Performance management- the measurement trap (part 2)
2 July 2021
Performance Management: only measuring what is easy to measure
Also, too many organizations are making the mistake of only measuring everything that is easy to measure. For example, they often tend to focus on efficiency measures with the hope that these would somehow equate to customer satisfaction or better financial performance. However, it has long been established that it is dangerous to measure one thing while hoping to achieve another. It is important to remember that measures focus our attention and drive behavior.
A classic example of this performance management trap comes from call centers, where measures such as number of calls and call duration are automatically produced by the system and therefore easily reported. The result is that because they are measured and reported people assume that they are important and relevant metrics for the business. This is all okay until we find out that front line agents continuously transfer customers or even cut them off to meet their measures – while the efficiency targets are being achieved, customer service and with it overall performance is not.
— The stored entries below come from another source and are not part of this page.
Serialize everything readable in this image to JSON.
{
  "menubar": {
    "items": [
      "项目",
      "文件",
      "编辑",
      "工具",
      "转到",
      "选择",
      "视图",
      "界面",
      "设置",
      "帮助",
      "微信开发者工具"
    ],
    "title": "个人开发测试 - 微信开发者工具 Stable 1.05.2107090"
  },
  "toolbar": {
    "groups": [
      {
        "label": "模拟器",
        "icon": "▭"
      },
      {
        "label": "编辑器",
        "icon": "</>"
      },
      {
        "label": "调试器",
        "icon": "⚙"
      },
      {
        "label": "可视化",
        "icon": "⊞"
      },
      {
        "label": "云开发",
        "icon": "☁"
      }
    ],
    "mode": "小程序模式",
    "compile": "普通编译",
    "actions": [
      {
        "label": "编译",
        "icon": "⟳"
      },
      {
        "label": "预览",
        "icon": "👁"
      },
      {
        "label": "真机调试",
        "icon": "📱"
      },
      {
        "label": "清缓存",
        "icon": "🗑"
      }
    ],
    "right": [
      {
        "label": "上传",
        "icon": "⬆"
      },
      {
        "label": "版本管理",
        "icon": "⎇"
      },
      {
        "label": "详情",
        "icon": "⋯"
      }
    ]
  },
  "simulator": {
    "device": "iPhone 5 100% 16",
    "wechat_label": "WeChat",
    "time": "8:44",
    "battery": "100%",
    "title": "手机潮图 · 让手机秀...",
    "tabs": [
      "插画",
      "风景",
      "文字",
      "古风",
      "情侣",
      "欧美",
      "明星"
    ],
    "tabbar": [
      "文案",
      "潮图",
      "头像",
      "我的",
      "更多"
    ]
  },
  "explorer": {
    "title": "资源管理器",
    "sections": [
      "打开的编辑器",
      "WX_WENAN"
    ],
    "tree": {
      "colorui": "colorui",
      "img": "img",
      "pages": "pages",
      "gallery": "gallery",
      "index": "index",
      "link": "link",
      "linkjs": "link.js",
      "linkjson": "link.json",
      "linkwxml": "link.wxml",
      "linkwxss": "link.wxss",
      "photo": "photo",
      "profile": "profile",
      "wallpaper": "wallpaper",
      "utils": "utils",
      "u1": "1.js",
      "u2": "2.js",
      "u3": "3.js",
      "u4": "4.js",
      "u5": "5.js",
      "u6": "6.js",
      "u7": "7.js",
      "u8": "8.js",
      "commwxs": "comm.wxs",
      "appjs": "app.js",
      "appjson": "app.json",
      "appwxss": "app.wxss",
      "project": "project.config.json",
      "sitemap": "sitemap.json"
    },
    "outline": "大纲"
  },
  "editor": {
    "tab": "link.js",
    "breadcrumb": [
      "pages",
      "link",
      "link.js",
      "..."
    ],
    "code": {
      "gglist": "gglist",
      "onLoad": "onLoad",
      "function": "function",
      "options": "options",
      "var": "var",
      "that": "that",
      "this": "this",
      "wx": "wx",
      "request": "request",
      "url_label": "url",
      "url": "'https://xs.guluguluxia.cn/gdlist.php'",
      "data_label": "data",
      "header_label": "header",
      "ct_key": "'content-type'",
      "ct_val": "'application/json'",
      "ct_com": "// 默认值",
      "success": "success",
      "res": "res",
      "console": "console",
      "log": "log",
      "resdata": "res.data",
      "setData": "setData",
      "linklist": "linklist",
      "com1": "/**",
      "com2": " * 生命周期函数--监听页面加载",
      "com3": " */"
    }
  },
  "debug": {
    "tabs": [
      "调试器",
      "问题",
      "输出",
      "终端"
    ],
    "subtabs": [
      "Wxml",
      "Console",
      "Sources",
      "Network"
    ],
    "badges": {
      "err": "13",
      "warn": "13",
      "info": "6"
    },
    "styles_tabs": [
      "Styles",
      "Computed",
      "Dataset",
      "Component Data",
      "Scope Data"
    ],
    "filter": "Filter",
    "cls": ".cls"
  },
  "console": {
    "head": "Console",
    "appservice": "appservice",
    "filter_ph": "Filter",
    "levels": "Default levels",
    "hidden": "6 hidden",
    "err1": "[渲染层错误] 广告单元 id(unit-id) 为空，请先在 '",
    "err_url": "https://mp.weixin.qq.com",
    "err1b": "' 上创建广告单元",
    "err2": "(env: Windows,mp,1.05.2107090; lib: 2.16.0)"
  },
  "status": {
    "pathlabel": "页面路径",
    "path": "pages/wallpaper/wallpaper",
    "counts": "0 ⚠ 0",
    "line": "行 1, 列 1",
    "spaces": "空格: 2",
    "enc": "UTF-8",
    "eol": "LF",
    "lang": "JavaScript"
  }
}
Call centers, like most departments and business units, are rarely detached operations with a solitary goal of driving down costs. They are integral parts of organizations and their service or product offerings. Therefore, performance measures need to reflect the strategic direction of the entire organization. To avoid the measurement trap organizations need to put efficiency measures into the context of overall performance. This can only be achieved by clearly understanding the strategy of the organization.
As outlined above, strategy for today’s performance orientated organizations involves not just the management of corporate objectives such as shareholder value but also an understanding of how this can be delivered. Measures have to be developed for the customer value proposition, the core competencies, and the underlying resources. These then become leading indicators for future performance and important components of strategic performance management. One of the problems is that many of these leading indicators are intangible in nature and therefore intrinsically difficult to express in simple metrics. When it comes to concepts like intellectual capital, reputation, or organizational culture it is impossible to ‘measure’ those in a traditional measurement sense. The reason for it is that the word measure is often associated with accounting and mathematics. It therefore works in the simplified world of financial numbers, where we can clearly define things and then reduce them to a number. However, businesses operate in a social context that is more complex and we therefore have to realize that by measuring things we will only capture part of the reality behind it.